Machines trying to be human is not a new idea in science fiction; Isaac Asimov’s 1976 novella The Bicentennial Man is perhaps the most famous example. But Mukerjee is dealing with much more than that in Chronotantra. In the era of cloud computing, when we use software-as-a-service, the Microsoft Word app that I am using to write this review appears uniquely formatted for me, yet it is just a manifestation of a program residing on a giant central server somewhere on the planet, and whose equally “unique” manifestations are also being used right now by tens of millions of unique people all over the world. My perception of the uniqueness of the Word on my MacAir is mistaken. Take a small step forward to robots-as-a-service (a single operator sitting in Nevada controlling hundreds of drones flying over, say, Syria), and then make a giant philosophical leap now to Advaita Vedanta, which postulates that our sense of I-ness is erroneous. That each apparently unique individual is actually a part of a transcendent and collective consciousness referred to as the Brahman.

In Vedanta, the Brahman is the only reality and everything else is an error of perception. The world is Maya, an illusion that perpetuates this sense of separateness, and creates a distinction between the individual and the universal. Yet, unlike the Word app, or the drone, each sentient human being sees itself as a unique identity, distinct from the collective crowd. According to Vedanta, the ultimate aim of human life is remove this veil of illusion and see the unbroken continuity between his own identity and that of the Brahman and experience the ecstasy of enlightenment.

As the story unfolds, we — along with Lila — are drawn deeper into the mysterious quest that only a few chosen ones in the Chronotantra world are privy to. At each step, Lila peels off one more onion layer of her reality — both outer and inner. The vast all-analysing digital intelligence that manages almost all aspects of human lifehas come to recognise its limits —it can never unlock the final mysteries of the cosmos because it can never connect with the intelligence at the core of Creation, which lies beyond the fundamental laws of entropy and space. Only a human being can do that, and that too, a very special human being, genetically unique. That special person is Lila.

For her tryst with the Infinite, Lila travels to the Rajrappa hills of her birth, to the temple of Chinnamasta, a particularly macabre form of Goddess Kali, who, however, represents a sublime message of losing one’s identity and merging it with the universal one. Lila’s body is implanted with sensors that will stream live data of her ecstasy of enlightenment to the digital superstructure, for analysis. Chronotantra ends in an almost literally earth-shattering climax (the word “climax” here has more than one meaning).

Mukerjee has pulled off a major feat. Chronotantrais a thrilling and wonderfully imaginative story. And it fulfils its extremely high ambitions in terms of its philosophical scope. It is also exceptional in several other ways. One, I have never read a more technologically sound novel by an Indian author. Mukerjee, the brilliant engineer, has thought through every technical detail of his imagined future, from the sustainability infrastructure of a technopolis to grocery transactions in the 22nd century. Two, he explains the digital revolution and its impact on society, with a lucidity and simplicity that anyone who has ever used email can comprehend. Three, he manages to compress difficult metaphysical (and physics) concepts in simple conversations between characters in a manner that any reasonably intelligent person can grasp.

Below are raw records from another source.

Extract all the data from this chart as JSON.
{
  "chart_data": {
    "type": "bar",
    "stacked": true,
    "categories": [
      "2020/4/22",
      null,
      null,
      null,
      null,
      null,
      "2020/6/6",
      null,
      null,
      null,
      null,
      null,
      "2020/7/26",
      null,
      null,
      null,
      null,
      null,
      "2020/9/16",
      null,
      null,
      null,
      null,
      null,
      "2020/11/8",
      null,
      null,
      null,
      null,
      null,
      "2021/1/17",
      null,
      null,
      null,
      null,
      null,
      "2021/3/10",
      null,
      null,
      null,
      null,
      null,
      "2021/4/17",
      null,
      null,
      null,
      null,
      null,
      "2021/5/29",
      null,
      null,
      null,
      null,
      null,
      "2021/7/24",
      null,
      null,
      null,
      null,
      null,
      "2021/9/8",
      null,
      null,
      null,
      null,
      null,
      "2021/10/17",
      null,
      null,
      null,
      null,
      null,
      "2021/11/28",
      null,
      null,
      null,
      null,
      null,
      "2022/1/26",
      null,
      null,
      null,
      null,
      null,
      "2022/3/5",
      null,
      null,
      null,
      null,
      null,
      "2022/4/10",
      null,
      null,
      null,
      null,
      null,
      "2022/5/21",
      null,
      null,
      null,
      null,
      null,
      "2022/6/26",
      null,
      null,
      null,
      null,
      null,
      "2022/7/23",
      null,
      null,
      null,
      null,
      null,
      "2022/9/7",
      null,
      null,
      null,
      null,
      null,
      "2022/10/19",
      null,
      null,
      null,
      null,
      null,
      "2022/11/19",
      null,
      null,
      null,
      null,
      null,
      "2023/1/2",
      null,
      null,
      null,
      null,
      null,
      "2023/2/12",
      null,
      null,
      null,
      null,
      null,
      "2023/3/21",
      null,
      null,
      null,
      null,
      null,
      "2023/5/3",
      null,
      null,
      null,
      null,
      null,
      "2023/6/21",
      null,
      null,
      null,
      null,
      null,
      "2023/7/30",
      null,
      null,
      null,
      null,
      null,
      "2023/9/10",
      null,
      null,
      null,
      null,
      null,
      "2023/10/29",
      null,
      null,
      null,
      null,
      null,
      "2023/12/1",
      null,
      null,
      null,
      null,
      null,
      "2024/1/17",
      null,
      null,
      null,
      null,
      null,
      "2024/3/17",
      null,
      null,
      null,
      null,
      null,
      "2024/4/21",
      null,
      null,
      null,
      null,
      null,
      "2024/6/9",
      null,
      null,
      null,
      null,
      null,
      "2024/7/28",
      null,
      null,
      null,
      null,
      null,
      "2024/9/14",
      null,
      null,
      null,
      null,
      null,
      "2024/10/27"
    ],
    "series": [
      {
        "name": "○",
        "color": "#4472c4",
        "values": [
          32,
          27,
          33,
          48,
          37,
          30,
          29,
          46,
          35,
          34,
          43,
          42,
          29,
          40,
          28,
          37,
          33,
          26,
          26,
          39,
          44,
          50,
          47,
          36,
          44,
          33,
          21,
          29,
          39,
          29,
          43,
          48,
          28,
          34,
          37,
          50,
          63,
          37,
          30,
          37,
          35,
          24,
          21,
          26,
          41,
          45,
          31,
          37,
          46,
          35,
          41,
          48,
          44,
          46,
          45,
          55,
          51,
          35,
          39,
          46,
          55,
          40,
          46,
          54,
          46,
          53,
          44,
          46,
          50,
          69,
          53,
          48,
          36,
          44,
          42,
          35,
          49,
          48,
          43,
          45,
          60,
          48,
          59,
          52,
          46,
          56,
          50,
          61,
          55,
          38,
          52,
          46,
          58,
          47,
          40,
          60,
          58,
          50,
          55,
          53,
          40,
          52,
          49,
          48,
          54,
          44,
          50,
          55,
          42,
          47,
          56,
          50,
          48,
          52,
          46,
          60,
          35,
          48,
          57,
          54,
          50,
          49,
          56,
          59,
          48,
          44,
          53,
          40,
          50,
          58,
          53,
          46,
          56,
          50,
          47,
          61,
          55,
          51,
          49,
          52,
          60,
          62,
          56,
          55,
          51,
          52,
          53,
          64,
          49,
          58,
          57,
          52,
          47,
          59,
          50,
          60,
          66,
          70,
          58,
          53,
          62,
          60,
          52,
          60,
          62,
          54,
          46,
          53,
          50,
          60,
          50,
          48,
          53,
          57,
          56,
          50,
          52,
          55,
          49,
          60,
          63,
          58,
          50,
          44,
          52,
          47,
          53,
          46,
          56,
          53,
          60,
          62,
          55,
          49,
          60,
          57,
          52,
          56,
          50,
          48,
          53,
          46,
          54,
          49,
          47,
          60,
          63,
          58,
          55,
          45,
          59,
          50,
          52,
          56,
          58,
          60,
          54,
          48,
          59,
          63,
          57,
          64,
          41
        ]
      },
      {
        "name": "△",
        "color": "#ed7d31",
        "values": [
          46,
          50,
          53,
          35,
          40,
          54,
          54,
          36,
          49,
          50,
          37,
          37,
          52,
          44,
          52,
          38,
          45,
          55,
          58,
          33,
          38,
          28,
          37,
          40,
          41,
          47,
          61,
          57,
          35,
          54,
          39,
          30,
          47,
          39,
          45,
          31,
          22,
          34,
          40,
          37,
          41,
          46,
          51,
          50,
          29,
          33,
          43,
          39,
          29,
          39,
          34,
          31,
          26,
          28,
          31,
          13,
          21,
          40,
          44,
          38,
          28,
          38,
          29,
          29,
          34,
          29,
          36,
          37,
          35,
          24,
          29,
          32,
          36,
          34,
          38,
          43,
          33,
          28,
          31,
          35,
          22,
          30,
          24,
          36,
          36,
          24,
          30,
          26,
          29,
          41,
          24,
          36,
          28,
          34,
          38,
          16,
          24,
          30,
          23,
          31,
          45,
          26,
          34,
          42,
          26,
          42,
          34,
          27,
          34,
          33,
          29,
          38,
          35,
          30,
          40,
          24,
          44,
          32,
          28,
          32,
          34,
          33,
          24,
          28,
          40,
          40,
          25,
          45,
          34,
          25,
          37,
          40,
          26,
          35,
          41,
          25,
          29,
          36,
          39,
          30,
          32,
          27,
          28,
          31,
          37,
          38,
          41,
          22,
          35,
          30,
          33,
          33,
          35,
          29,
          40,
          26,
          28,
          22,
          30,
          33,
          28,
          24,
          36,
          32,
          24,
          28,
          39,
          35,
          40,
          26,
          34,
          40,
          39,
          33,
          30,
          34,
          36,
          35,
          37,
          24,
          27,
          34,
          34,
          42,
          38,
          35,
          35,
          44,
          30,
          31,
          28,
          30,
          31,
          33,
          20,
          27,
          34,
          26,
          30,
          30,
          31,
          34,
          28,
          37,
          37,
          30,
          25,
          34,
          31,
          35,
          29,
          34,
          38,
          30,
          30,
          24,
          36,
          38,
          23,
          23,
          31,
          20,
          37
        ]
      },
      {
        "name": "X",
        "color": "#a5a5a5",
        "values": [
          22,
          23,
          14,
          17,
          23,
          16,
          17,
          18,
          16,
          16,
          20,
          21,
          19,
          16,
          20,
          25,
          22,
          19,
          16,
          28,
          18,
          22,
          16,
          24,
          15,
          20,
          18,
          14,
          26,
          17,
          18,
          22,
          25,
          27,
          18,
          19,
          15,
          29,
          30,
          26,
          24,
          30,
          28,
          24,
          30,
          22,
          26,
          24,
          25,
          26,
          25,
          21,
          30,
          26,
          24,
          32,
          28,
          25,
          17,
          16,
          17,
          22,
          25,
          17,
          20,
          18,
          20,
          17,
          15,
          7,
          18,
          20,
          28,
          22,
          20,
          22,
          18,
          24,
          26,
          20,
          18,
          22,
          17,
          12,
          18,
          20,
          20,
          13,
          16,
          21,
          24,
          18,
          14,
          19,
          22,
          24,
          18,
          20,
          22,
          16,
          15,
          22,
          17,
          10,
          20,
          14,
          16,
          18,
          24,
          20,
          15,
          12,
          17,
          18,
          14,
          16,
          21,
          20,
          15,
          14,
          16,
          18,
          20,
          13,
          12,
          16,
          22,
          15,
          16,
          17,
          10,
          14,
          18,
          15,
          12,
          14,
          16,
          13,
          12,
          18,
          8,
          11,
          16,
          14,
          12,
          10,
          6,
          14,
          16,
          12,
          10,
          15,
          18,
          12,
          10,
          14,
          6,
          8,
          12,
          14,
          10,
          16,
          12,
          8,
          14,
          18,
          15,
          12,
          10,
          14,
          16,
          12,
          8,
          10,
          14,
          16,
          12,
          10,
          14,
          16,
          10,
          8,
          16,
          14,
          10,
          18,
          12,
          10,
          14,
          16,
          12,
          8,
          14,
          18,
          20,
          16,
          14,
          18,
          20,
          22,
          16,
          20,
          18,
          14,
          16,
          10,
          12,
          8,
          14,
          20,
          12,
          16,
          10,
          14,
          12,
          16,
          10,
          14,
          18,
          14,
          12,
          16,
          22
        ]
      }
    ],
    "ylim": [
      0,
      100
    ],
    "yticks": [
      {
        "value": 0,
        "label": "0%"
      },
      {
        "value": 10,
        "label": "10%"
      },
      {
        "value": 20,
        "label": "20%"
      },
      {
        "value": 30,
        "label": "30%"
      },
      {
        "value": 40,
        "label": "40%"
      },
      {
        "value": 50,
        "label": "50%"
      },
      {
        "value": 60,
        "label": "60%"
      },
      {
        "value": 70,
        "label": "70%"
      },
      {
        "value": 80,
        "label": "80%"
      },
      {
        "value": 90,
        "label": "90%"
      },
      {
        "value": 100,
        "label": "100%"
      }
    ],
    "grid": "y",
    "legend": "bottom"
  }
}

But most important of all, the connection between a collective digital consciousness and ancient Indic philosophy is an extraordinary intellectual leap that Mukerjee performs with masterly confidence and elegant logic. It is this that makes Chronotantra quite unique in the world of speculative fiction.

It is also that rare work that is very Indian, but also absolutely global in concept and relevance. The cast of characters is drawn from across the globe, yet there are no “foreigners”. Chronotantra only demands a curious mind, nationality no bar. I sincerely recommend this book to everyone—not just anyone who is interested in science fiction or technology, but anyone who wishes to engage with deep ideas.